1°) Sur la prime dite bonus équipe, la salariée demande le versement de cette prime de mars 2017, date d’interruption de paiement, à août 2018.

L’employeur répond que cette prime a été intégrée au salaire de l’intéressée à compter de mars 2017, à sa demande ce qu’il a accepté.

Dès lors que la salariée conteste cette intégration de prime et l’accord donné, il appartient à l’employeur de l’établir, la majoration de salaire constatée à compter de mars 2017 ne correspondant pas à cette intégration, faute d’élément probant.

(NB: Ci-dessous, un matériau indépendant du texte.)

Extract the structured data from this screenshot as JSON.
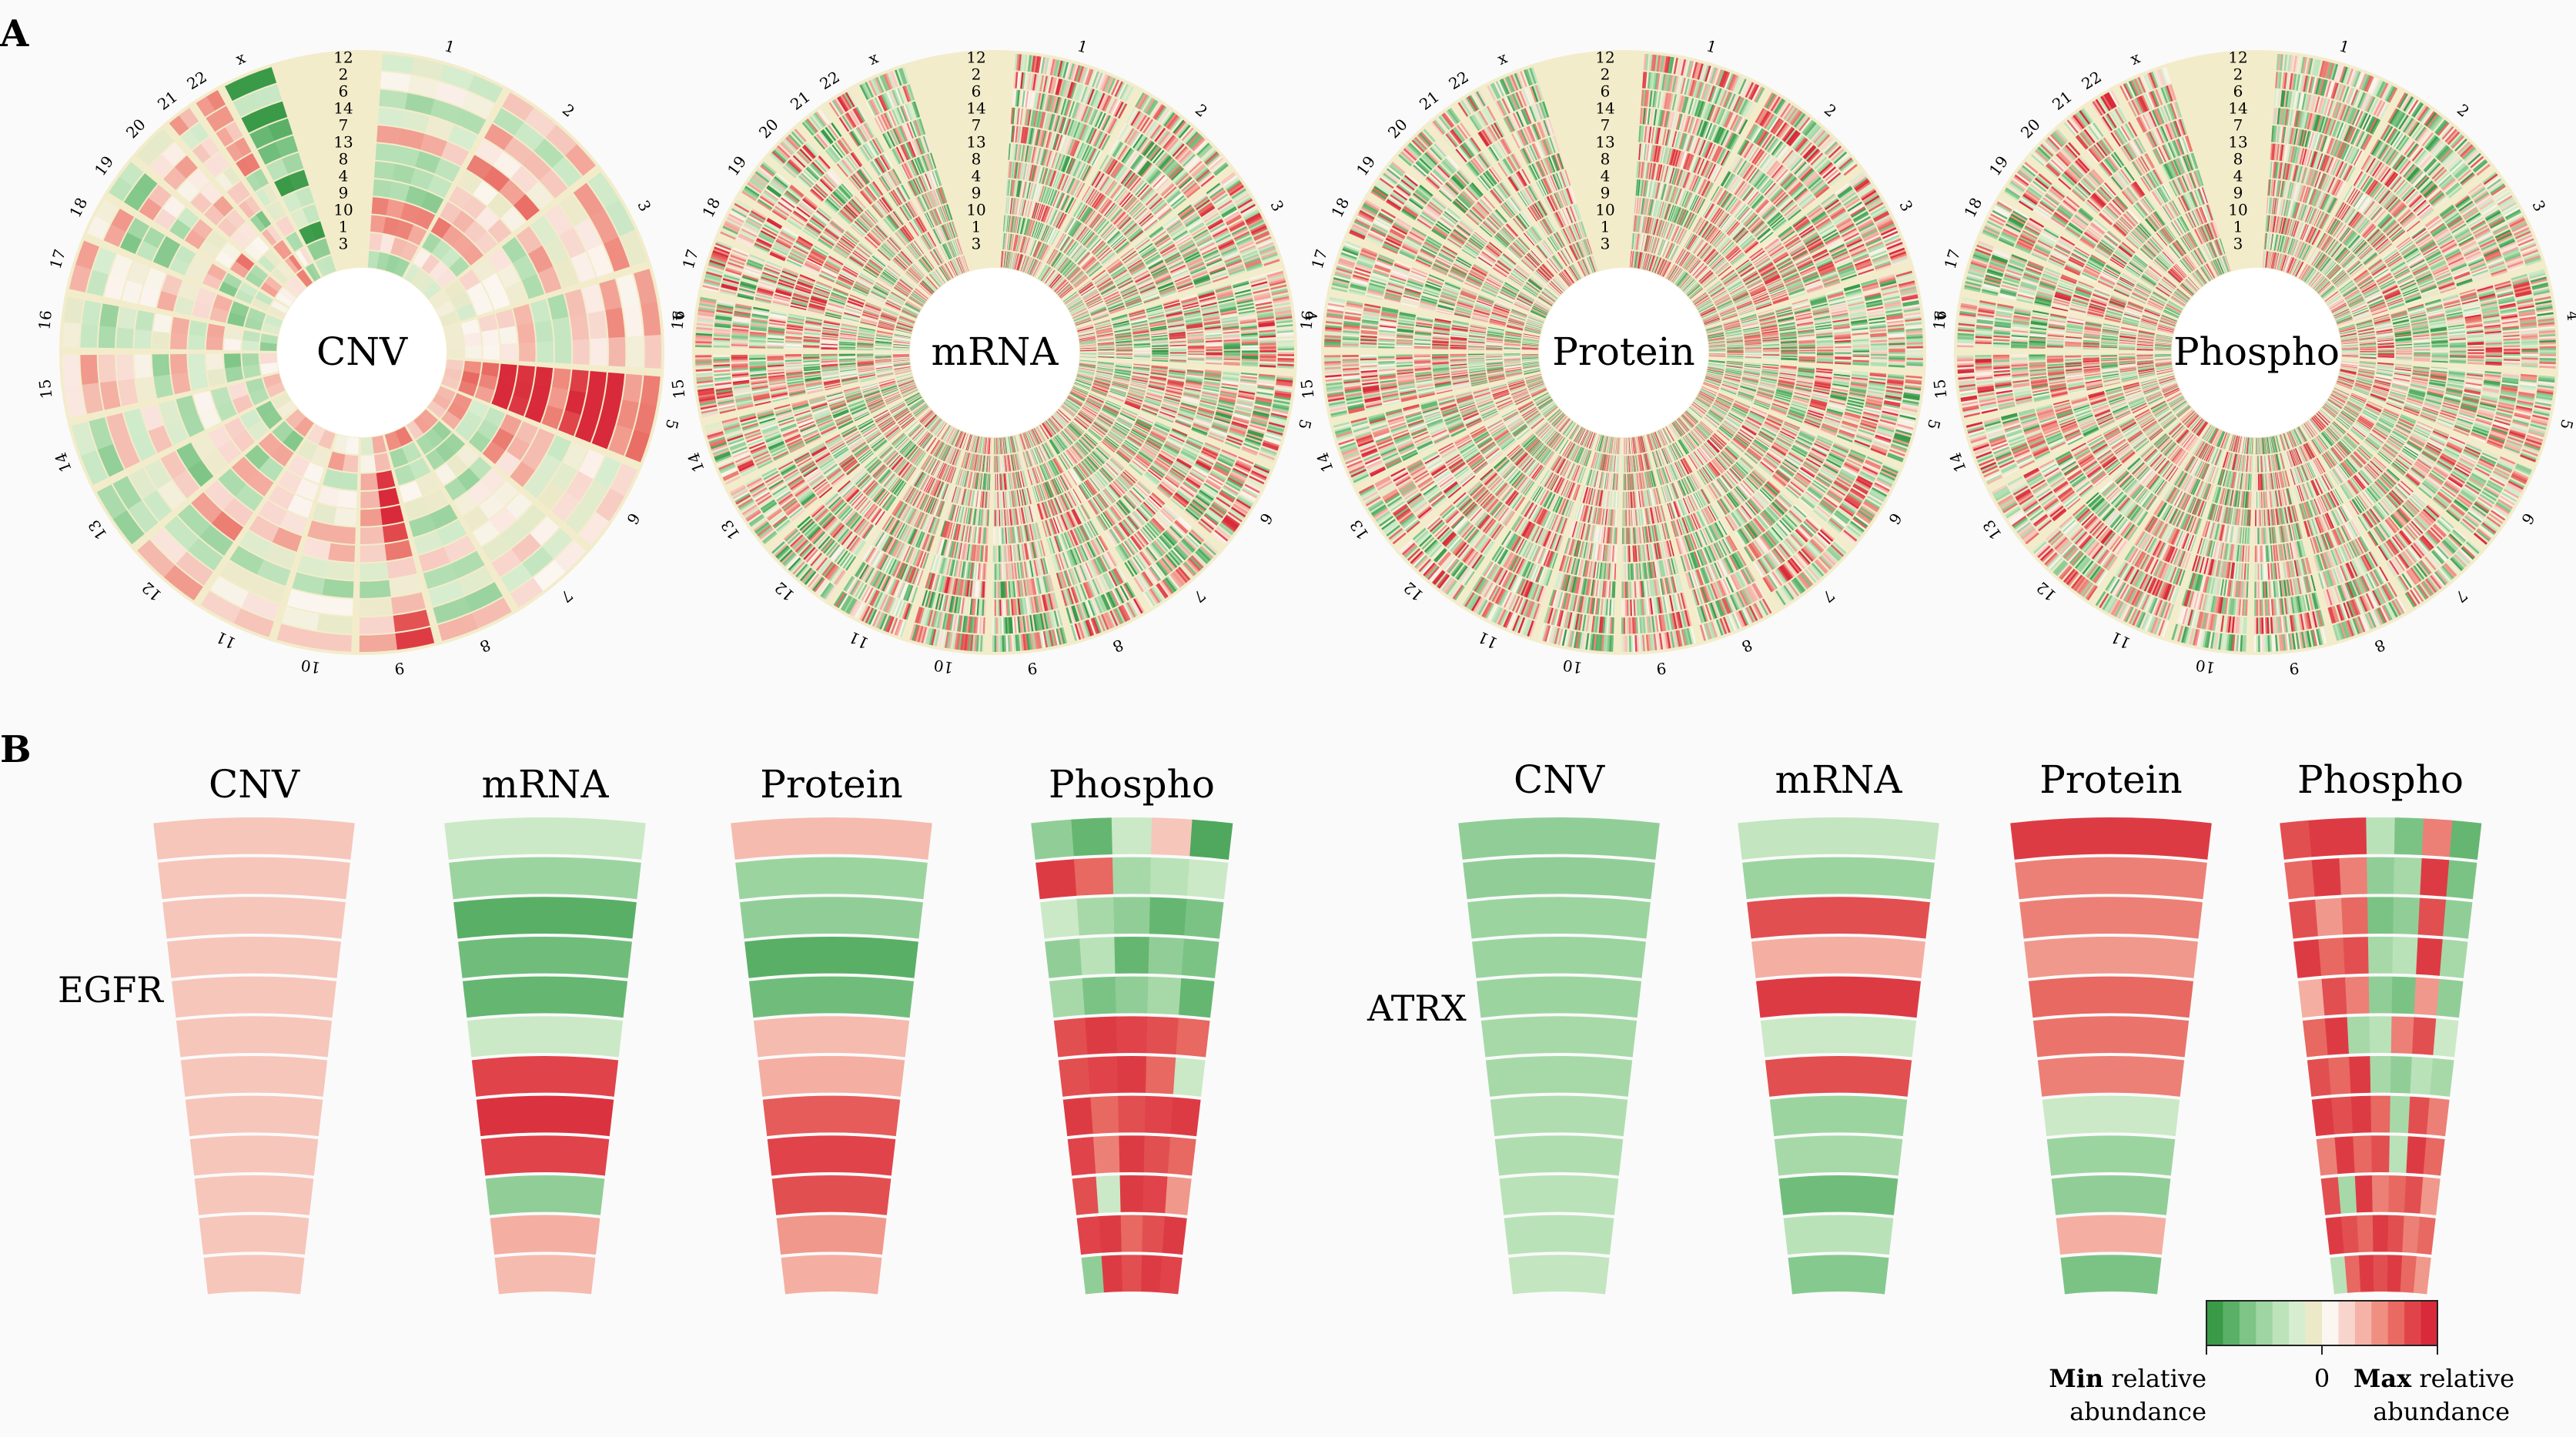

La demande sera donc accueillie pour un montant de 1 157 euros.

2°) L’employeur remettra à la salariée un bulletin de paie correspondant au paiement des sommes dues, ainsi que les documents réclamés.

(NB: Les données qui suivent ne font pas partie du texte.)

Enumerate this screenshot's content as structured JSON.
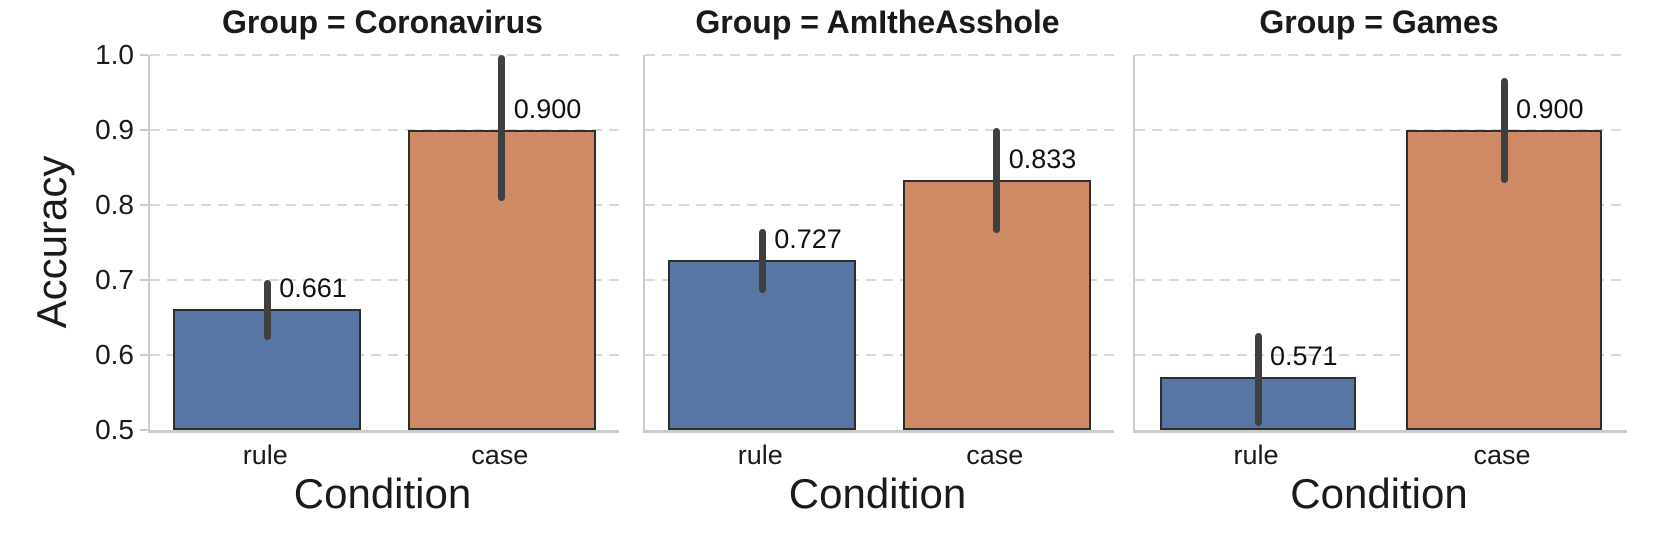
{
  "figure": {
    "background": "#ffffff"
  },
  "chart_data": {
    "type": "bar",
    "facet_by": "Group",
    "title": "",
    "xlabel": "Condition",
    "ylabel": "Accuracy",
    "categories": [
      "rule",
      "case"
    ],
    "ylim": [
      0.5,
      1.0
    ],
    "yticks": [
      {
        "value": 1.0,
        "label": "1.0"
      },
      {
        "value": 0.9,
        "label": "0.9"
      },
      {
        "value": 0.8,
        "label": "0.8"
      },
      {
        "value": 0.7,
        "label": "0.7"
      },
      {
        "value": 0.6,
        "label": "0.6"
      },
      {
        "value": 0.5,
        "label": "0.5"
      }
    ],
    "grid": true,
    "gridline_values": [
      1.0,
      0.9,
      0.8,
      0.7,
      0.6
    ],
    "legend_position": "none",
    "colors": {
      "rule_bar": "#5876a4",
      "case_bar": "#cd8a64",
      "bar_edge": "#2e2e2e",
      "error_bar": "#3f3f3f",
      "gridline": "#d9d9d9",
      "spine": "#cccccc",
      "text": "#1a1a1a"
    },
    "facets": [
      {
        "title": "Group = Coronavirus",
        "series": [
          {
            "category": "rule",
            "value": 0.661,
            "label": "0.661",
            "ci_low": 0.62,
            "ci_high": 0.7
          },
          {
            "category": "case",
            "value": 0.9,
            "label": "0.900",
            "ci_low": 0.806,
            "ci_high": 1.0
          }
        ]
      },
      {
        "title": "Group = AmItheAsshole",
        "series": [
          {
            "category": "rule",
            "value": 0.727,
            "label": "0.727",
            "ci_low": 0.683,
            "ci_high": 0.768
          },
          {
            "category": "case",
            "value": 0.833,
            "label": "0.833",
            "ci_low": 0.763,
            "ci_high": 0.903
          }
        ]
      },
      {
        "title": "Group = Games",
        "series": [
          {
            "category": "rule",
            "value": 0.571,
            "label": "0.571",
            "ci_low": 0.505,
            "ci_high": 0.629
          },
          {
            "category": "case",
            "value": 0.9,
            "label": "0.900",
            "ci_low": 0.829,
            "ci_high": 0.969
          }
        ]
      }
    ]
  }
}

3°) Vu l’article 700 du code de procédure civile, rejette la demande de l’employeur et le condamne à payer à la salariée la somme de 1 300 euros.

L’employeur supportera les dépens de première instance et d’appel.

PAR CES MOTIFS :

La cour statuant publiquement, par décision contradictoire :

– Infirme le jugement du 7 janvier 2021, sauf en ce qu’il rejette les demandes de Mme [J] en paiement de somme à titre de dommages et intérêts pour harcèlement moral, pour violation du statut protecteur et pour licenciement nul ;

Statuant à nouveau sur les chefs infirmés :

– Dit que le licenciement de Mme [J] est dépourvu de cause réelle et sérieuse ;

– Condamne la société Joël Demange à payer à Mme [J] les sommes de :

* 117,15 euros de rappel de salaires pour la période de mise à pied,

* 11,71 euros de congés payés afférents,

* 5 154,60 euros d’indemnité compensatrice de préavis,

* 515,46 euros de congés payés afférents,

* 3 402,04 euros d’indemnité de licenciement,

* 7 750 euros de dommages et intérêts pour licenciement sans cause réelle et sérieuse,

* 1 157 euros de rappel de prime dite bonus équipe ;

– Dit que la société Joël Demange remettra à Mme [J] un bulletin de paie correspondant au paiement de ces sommes ainsi que l’attestation destinée à Pôle emploi ;

– Rejette les autres demandes ;

Y ajoutant :

– Vu l’article 700 du code de procédure civile, rejette la demande de la société Joël Demange et la condamne à payer à Mme [J] la somme de 1 300 euros,

– Condamne la société Joël Demange aux dépens de première instance et d’appel.